One such trip, many, many, many years ago now, my friend Tim famously brought up an article he had read on The Charlatans (UK, for those of us in North America). Whoever had written the article suggested that though they survived the longest of their contemporaries, they were no one’s favourite band. Our friend Tim, emboldened by multiple beers, brashly went further, suggesting that they might not have had any lasting influence and that a few years after they stopped producing music, they might be forgotten altogether. There were raised voices and indignation, and I was amongst the two or three that disagreed with him. It has become a running joke ever since with Tim facetiously asking “Who?” whenever the band comes up in conversation.
Fast forward to 2010, I don’t know how many years later, and I am on bus, commuting home from work. I am perusing the latest album by this Swedish band I had just came across and something clicks. These guys may not be directly influenced by but they certainly sounded a lot like The Charlatans on their debut album, “Some friendly”!
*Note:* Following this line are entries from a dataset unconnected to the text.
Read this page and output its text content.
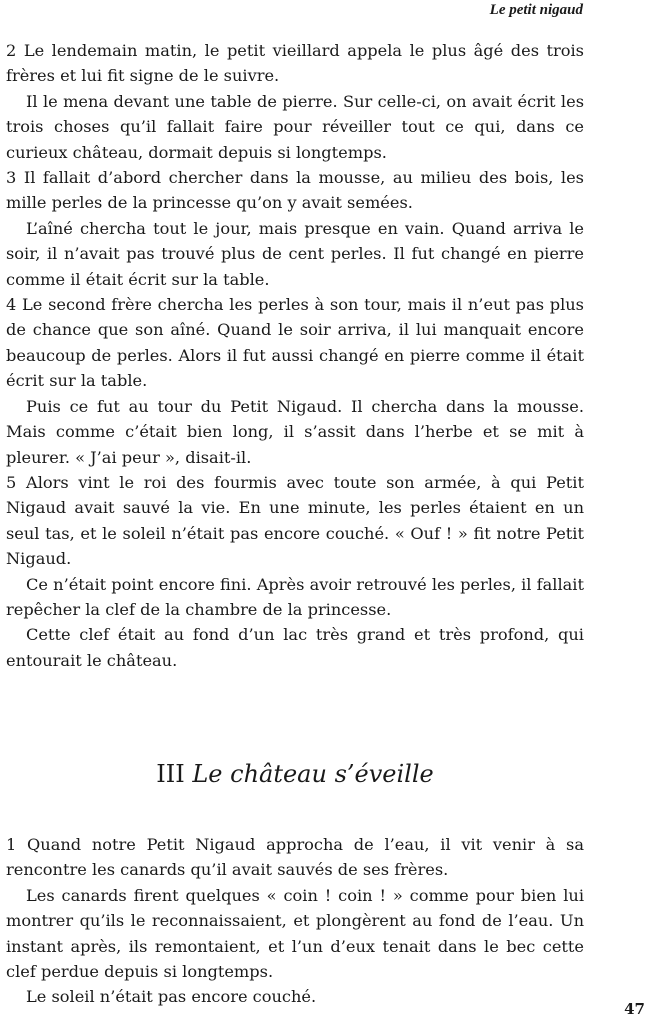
Le petit nigaud

2 Le lendemain matin, le petit vieillard appela le plus âgé des trois frères et lui fit signe de le suivre.

Il le mena devant une table de pierre. Sur celle-ci, on avait écrit les trois choses qu’il fallait faire pour réveiller tout ce qui, dans ce curieux château, dormait depuis si longtemps.

3 Il fallait d’abord chercher dans la mousse, au milieu des bois, les mille perles de la princesse qu’on y avait semées.

L’aîné chercha tout le jour, mais presque en vain. Quand arriva le soir, il n’avait pas trouvé plus de cent perles. Il fut changé en pierre comme il était écrit sur la table.

4 Le second frère chercha les perles à son tour, mais il n’eut pas plus de chance que son aîné. Quand le soir arriva, il lui manquait encore beaucoup de perles. Alors il fut aussi changé en pierre comme il était écrit sur la table.

Puis ce fut au tour du Petit Nigaud. Il chercha dans la mousse. Mais comme c’était bien long, il s’assit dans l’herbe et se mit à pleurer. « J’ai peur », disait-il.

5 Alors vint le roi des fourmis avec toute son armée, à qui Petit Nigaud avait sauvé la vie. En une minute, les perles étaient en un seul tas, et le soleil n’était pas encore couché. « Ouf ! » fit notre Petit Nigaud.

Ce n’était point encore fini. Après avoir retrouvé les perles, il fallait repêcher la clef de la chambre de la princesse.

Cette clef était au fond d’un lac très grand et très profond, qui entourait le château.

III Le château s’éveille

1 Quand notre Petit Nigaud approcha de l’eau, il vit venir à sa rencontre les canards qu’il avait sauvés de ses frères.

Les canards firent quelques « coin ! coin ! » comme pour bien lui montrer qu’ils le reconnaissaient, et plongèrent au fond de l’eau. Un instant après, ils remontaient, et l’un d’eux tenait dans le bec cette clef perdue depuis si longtemps.

Le soleil n’était pas encore couché.

47
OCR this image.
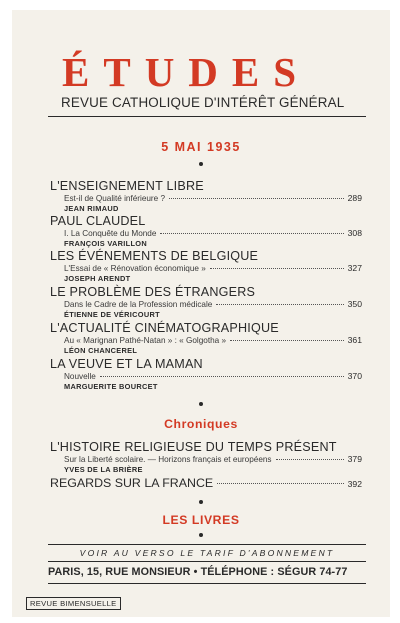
ÉTUDES
REVUE CATHOLIQUE D'INTÉRÊT GÉNÉRAL
5 MAI 1935
L'ENSEIGNEMENT LIBRE
Est-il de Qualité inférieure ?	289
JEAN RIMAUD
PAUL CLAUDEL
I. La Conquête du Monde	308
FRANÇOIS VARILLON
LES ÉVÉNEMENTS DE BELGIQUE
L'Essai de « Rénovation économique »	327
JOSEPH ARENDT
LE PROBLÈME DES ÉTRANGERS
Dans le Cadre de la Profession médicale	350
ÉTIENNE DE VÉRICOURT
L'ACTUALITÉ CINÉMATOGRAPHIQUE
Au « Marignan Pathé-Natan » : « Golgotha »	361
LÉON CHANCEREL
LA VEUVE ET LA MAMAN
Nouvelle	370
MARGUERITE BOURCET
Chroniques
L'HISTOIRE RELIGIEUSE DU TEMPS PRÉSENT
Sur la Liberté scolaire. — Horizons français et européens	379
YVES DE LA BRIÈRE
REGARDS SUR LA FRANCE	392
LES LIVRES
VOIR AU VERSO LE TARIF D'ABONNEMENT
PARIS, 15, RUE MONSIEUR • TÉLÉPHONE : SÉGUR 74-77
REVUE BIMENSUELLE
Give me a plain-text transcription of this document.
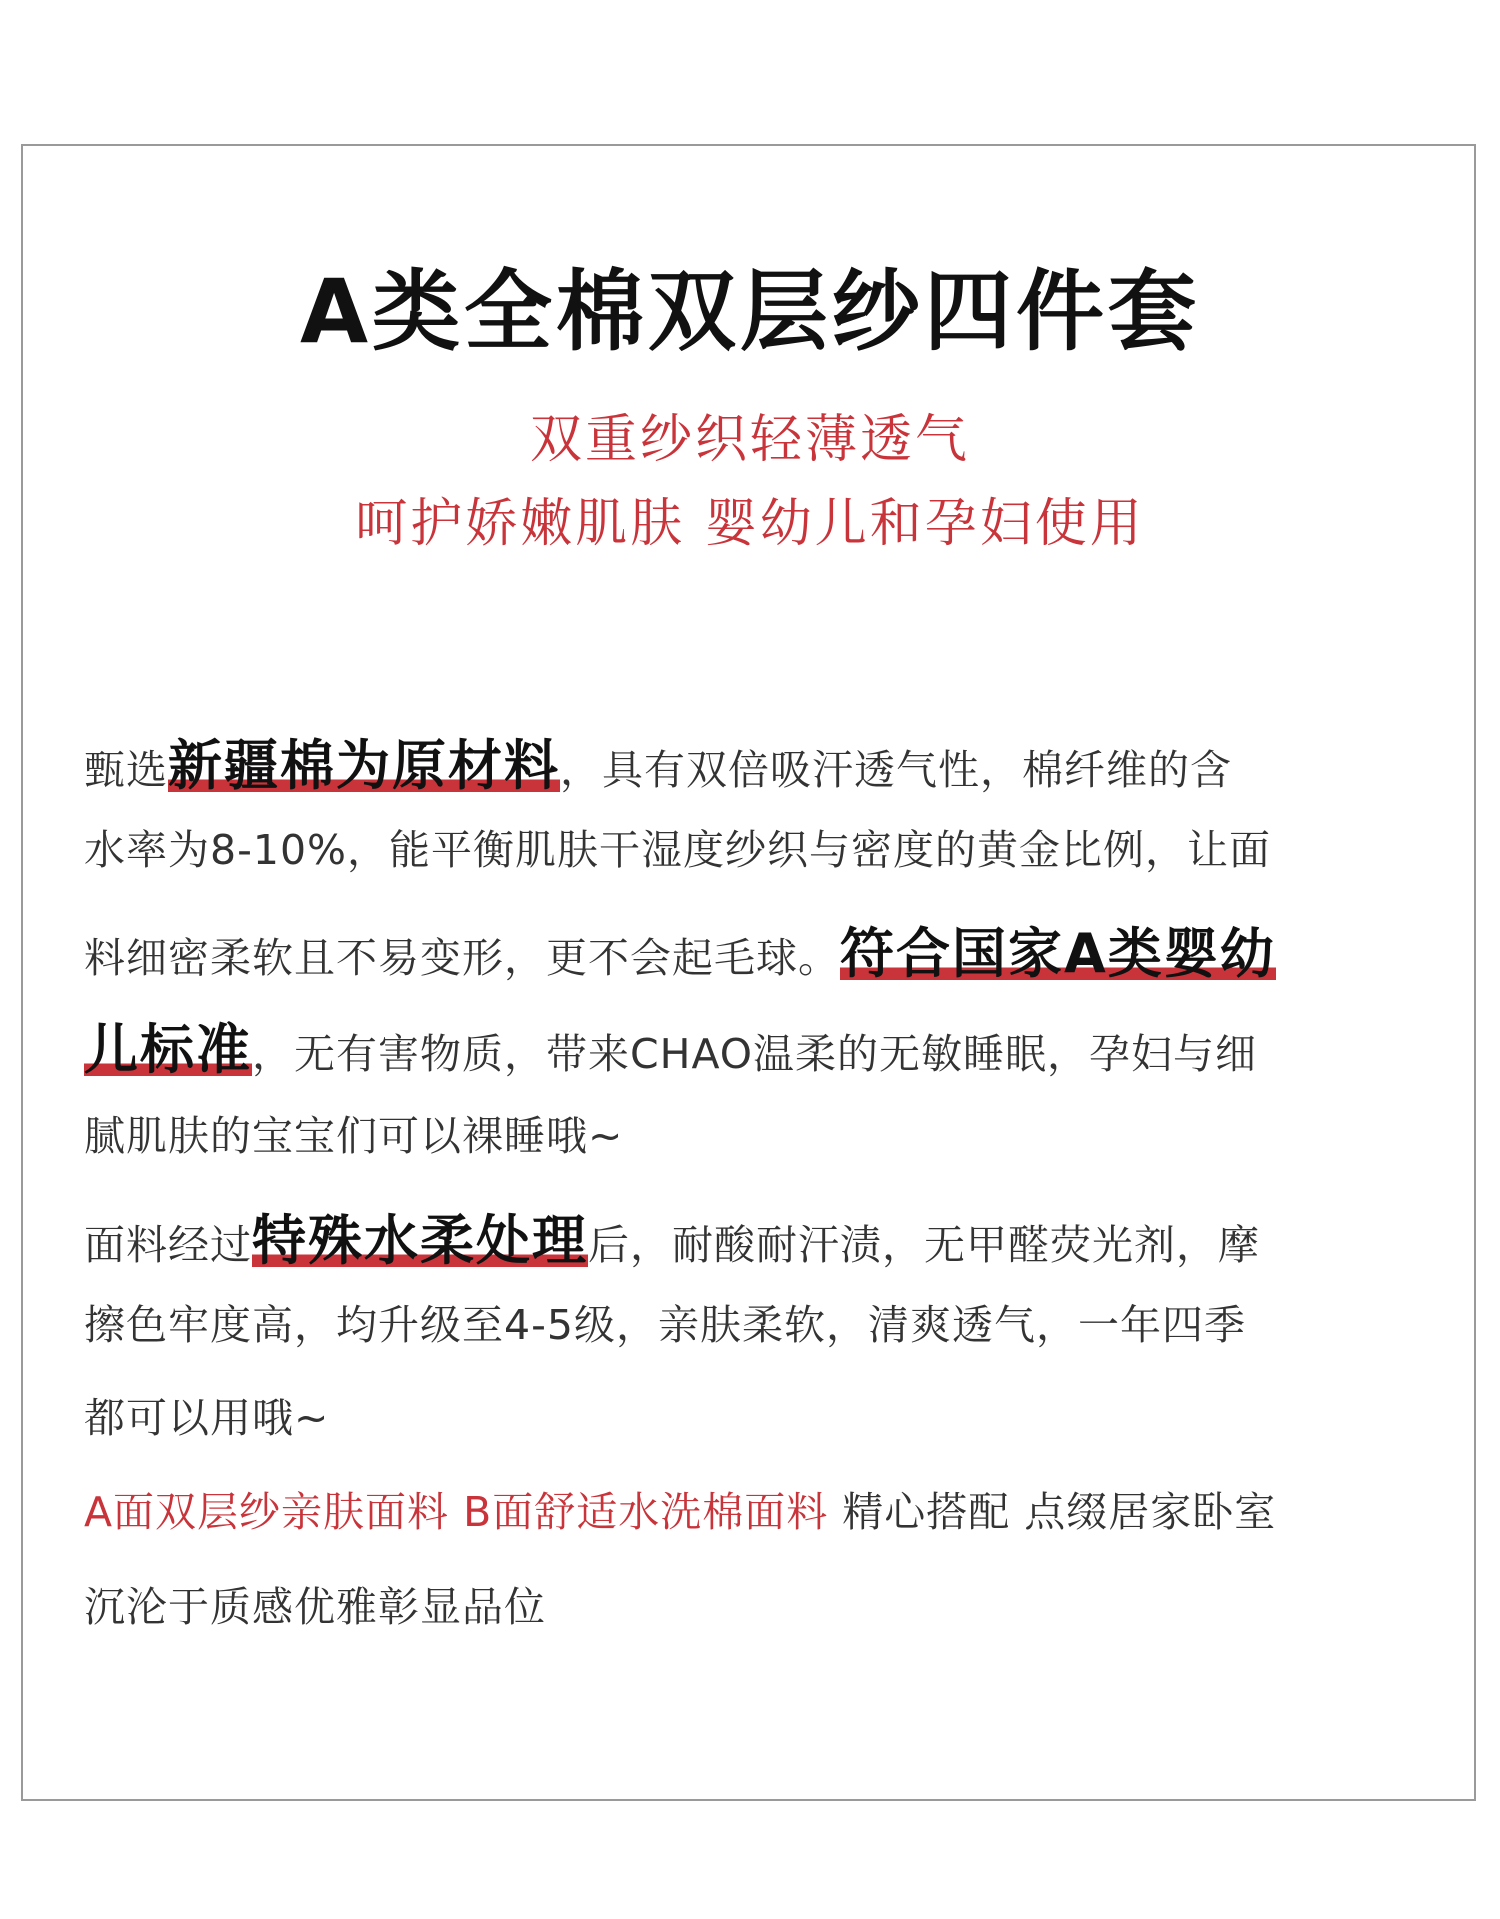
A类全棉双层纱四件套
双重纱织轻薄透气
呵护娇嫩肌肤 婴幼儿和孕妇使用
甄选新疆棉为原材料，具有双倍吸汗透气性，棉纤维的含
水率为8-10%，能平衡肌肤干湿度纱织与密度的黄金比例，让面
料细密柔软且不易变形，更不会起毛球。符合国家A类婴幼
儿标准，无有害物质，带来CHAO温柔的无敏睡眠，孕妇与细
腻肌肤的宝宝们可以裸睡哦~
面料经过特殊水柔处理后，耐酸耐汗渍，无甲醛荧光剂，摩
擦色牢度高，均升级至4-5级，亲肤柔软，清爽透气，一年四季
都可以用哦~
A面双层纱亲肤面料 B面舒适水洗棉面料 精心搭配 点缀居家卧室
沉沦于质感优雅彰显品位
The Radio Dept. formed in Lund, Sweden in the late 1990s and adopted a dream pop sound with an often danceable edge. “This time around” is track three off their third album, “Clinging to a scheme”. It was never released as a single but easily could’ve been. It is infectious beats, airy, laser show guitars, and lazy vocals, albeit fattened with effects, sounding so much like a young Tim Burgess. The major difference that is most obvious to me is that in the case of The Radio Dept., the lyrics are intelligible, and are often politically charged.
“You feel old like the fight
Learning new ways to be right
And how to cope with disloyalty
It’s not a song
That will prove them wrong
This time around.”
Enjoy! And to all you Charlies fans, let me know if I am crazy or not. You can hear it too, right?